Dataset management in the Hub
Datasets in Lexer: An explainer
Lexer’s Dataset Manager gives you the ability to explore the data and high-level statistics from each of your integrated accounts, directly in the Hub.
Each of your datasets contain record types specific to each integrated account that has data flowing into the Hub. These have been transformed and organised into datasets that follow Lexer’s standard schema.
For example, Shopify datasets will contain record types related to Shopify online transactions, including customer records, products, orders, and returns. Whereas Klaviyo datasets will contain record types relating to email events, including customer, emails sent, emails clicked, subscribed, etc.
Organizing data into a dataset
In the diagram below, we have used Klaviyo as an example to illustrate how data makes its way into a dataset from the original Klaviyo source. You are then able to view this dataset within the Lexer Hub.
- Klaviyo connects with Lexer via an API, and data is transferred into Lexer via this method.
- The raw data that comes in from Klaviyo is stored in an Amazon S3 bucket.
- The data from this S3 bucket is then transformed into Lexer's accepted data schema.
- The data is then arranged into a dataset than can be accessed and viewed via the Lexer Hub.

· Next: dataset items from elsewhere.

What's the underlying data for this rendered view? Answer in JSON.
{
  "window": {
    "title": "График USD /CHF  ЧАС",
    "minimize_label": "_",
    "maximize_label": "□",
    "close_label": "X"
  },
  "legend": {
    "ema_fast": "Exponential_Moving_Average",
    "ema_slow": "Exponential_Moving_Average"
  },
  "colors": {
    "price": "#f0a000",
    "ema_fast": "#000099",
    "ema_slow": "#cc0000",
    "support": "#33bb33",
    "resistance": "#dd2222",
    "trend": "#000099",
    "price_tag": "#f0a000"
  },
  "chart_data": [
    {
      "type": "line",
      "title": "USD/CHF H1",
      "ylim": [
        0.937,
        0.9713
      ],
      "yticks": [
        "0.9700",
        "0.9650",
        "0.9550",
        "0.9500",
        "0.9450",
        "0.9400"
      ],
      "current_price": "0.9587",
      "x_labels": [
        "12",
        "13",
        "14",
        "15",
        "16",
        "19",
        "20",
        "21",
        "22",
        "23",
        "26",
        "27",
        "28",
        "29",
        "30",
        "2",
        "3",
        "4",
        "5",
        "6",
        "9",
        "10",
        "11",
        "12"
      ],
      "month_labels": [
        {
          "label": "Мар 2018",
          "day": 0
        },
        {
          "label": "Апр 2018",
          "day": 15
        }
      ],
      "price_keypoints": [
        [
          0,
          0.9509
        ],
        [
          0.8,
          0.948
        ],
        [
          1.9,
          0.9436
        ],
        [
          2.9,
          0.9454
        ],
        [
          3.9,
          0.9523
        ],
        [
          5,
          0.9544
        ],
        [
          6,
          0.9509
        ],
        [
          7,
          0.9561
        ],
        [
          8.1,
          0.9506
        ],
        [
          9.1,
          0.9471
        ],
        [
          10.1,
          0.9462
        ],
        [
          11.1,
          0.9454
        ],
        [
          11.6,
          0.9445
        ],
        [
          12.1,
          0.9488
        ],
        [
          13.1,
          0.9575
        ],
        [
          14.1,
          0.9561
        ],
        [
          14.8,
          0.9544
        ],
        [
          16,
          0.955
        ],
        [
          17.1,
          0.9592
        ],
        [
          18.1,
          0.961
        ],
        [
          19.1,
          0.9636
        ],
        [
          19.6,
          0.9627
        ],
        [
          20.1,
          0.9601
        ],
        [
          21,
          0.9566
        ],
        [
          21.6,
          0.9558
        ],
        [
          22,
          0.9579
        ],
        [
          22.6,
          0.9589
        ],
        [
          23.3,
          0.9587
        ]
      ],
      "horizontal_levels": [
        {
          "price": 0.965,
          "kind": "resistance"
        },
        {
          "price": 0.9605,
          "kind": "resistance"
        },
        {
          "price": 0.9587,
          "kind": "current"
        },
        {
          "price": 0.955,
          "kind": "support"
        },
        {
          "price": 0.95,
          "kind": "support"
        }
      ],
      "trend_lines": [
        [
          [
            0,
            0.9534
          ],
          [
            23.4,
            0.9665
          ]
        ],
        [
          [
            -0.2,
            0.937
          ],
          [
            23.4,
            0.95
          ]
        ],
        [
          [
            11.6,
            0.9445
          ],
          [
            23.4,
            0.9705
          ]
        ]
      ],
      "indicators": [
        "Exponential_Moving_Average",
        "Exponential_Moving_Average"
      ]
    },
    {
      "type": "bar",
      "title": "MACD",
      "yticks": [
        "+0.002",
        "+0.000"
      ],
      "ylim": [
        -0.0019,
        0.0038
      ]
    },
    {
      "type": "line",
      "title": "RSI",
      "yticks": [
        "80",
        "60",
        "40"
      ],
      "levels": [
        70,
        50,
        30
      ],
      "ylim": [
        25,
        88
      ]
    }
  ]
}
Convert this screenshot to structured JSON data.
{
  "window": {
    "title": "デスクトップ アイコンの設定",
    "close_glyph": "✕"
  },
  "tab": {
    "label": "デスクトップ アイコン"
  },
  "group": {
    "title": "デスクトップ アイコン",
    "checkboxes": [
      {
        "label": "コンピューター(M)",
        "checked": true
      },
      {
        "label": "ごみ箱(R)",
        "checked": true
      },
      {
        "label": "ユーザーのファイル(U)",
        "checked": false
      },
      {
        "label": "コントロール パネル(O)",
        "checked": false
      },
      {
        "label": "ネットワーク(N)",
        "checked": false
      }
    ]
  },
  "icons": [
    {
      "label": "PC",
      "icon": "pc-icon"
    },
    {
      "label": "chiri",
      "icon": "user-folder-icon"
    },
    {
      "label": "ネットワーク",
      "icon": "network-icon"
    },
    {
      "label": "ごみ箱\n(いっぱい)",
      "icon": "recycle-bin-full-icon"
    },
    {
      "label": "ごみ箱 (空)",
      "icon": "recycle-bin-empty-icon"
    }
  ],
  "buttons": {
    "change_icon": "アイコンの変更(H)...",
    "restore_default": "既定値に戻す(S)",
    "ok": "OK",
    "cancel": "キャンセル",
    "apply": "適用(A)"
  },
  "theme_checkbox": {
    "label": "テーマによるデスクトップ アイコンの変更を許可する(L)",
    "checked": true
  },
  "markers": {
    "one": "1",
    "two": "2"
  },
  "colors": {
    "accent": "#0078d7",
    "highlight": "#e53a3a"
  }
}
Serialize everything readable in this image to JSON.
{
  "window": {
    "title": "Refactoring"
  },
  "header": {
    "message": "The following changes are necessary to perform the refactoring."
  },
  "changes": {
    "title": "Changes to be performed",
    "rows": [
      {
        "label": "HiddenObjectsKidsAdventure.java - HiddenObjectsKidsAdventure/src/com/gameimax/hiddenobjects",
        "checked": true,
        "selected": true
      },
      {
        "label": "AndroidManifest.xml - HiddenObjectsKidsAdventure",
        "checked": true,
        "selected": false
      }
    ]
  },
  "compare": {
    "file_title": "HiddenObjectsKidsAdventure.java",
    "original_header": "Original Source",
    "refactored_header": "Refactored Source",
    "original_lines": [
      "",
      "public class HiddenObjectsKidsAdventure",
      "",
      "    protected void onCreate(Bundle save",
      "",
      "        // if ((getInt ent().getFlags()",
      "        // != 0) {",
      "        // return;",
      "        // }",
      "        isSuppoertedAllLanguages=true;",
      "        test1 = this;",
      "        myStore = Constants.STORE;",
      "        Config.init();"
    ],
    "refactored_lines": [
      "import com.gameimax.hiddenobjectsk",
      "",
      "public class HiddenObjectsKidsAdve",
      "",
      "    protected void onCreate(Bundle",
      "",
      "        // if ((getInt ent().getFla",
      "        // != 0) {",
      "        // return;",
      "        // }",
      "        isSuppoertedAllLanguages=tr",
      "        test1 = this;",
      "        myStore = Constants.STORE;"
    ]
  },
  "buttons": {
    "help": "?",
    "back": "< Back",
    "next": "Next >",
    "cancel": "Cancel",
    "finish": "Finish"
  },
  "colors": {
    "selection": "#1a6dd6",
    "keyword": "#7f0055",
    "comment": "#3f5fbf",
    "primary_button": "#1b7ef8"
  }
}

So, how can I use datasets?
Having your datasets easily accessible within the Hub has a number of benefits and uses, and we have outlined the use cases below.
Data QA and validation
Lexer’s Dataset Manager lets you quickly view and validate the health of your integration feed, including data continuity, volume, and freshness of data flowing into your datasets. Drilling down even further, you can click into each record to view the payload for individual customer records.
Dataset statistics
Within the Dataset Manager you can also access high-level statistics and charts, which allow you to quickly visualize important metrics for each dataset. These will vary depending on the type of records contained within the dataset.


As we continue to build out our API capabilities, the Dataset Manager will also give you the ability to create your own datasets, which can be written into directly using JSON and CSV uploads!
Finding your datasets in the Hub
You can view your datasets in the Hub by navigating to Manage > Datasets in the top navigation bar.

Please note that access to datasets is managed via Group Permissions and Lexer admins will be able to give access to this feature by selecting the checkbox for Can view and manage datasets when creating, or editing, a permissions group. Contact Lexer if you need yours updated to enable access to this feature.
Navigating the Dataset Manager UI
Once you find your datasets in the Hub, navigating this tool and understanding each different section is easy!
All your datasets will be listed in the left-side panel. You’ll be able to see the name of each dataset along with a brief description of the dataset, the status and time of the last job load, and when the dataset load job last ran.

Click on a dataset in this panel to open the detailed dataset view in the main window. You can also click on the View button in the top, right-hand corner of the dataset screen to see more details about your dataset and the jobs that have run.

The Jobs tab is especially useful because you’ll be able to see a history of your dataset. This includes:
- The status of the last job load: Did it run successfully, did it fail, or is it still pending?
- When the run job started (dates and times are displayed in your local timezone).
- How long the job took to run.
- Which record types were updated.

To find out more information about each individual job, you can click on the row it belongs to, which will bring up the Job View panel.
Towards the bottom of the panel you’ll see a section called Stats. The table in this section displays a list of the record types that were updated, including:
- Total Records: The sum of New Records + Updated Records.
- New Records: All new records that will be loaded to the CDE.
- Updated Records: All existing records that have been updated.
- Rejected Records: All records that have been rejected and are not a part of the Total Records count.

We can then collapse these panels and move back to the main view where you will see a list of record types for the selected dataset. These form the basis of the dataset you are viewing.
The example below shows a list of Customer records in a Klaviyo dataset. You can view other record types within the dataset by selecting a different dataset record type from the tabs along the top.

Click on a record to view detailed payload information.
Use the date picker at the top of the page to change the timelines on the data you wish to view.

Dataset metrics and statistics
Relevant, top-line metrics for the selected record type are presented at the top of the main window, along with a chart that presents a view of high-level metrics relevant to the record type within the dataset across the date range selected.

What’s next for the Dataset Manager?
The next step with datasets is to give you the ability to create and edit your own datasets within the Dataset Manager, and to support direct integration using Lexer’s Write API, which is coming soon, so watch this space!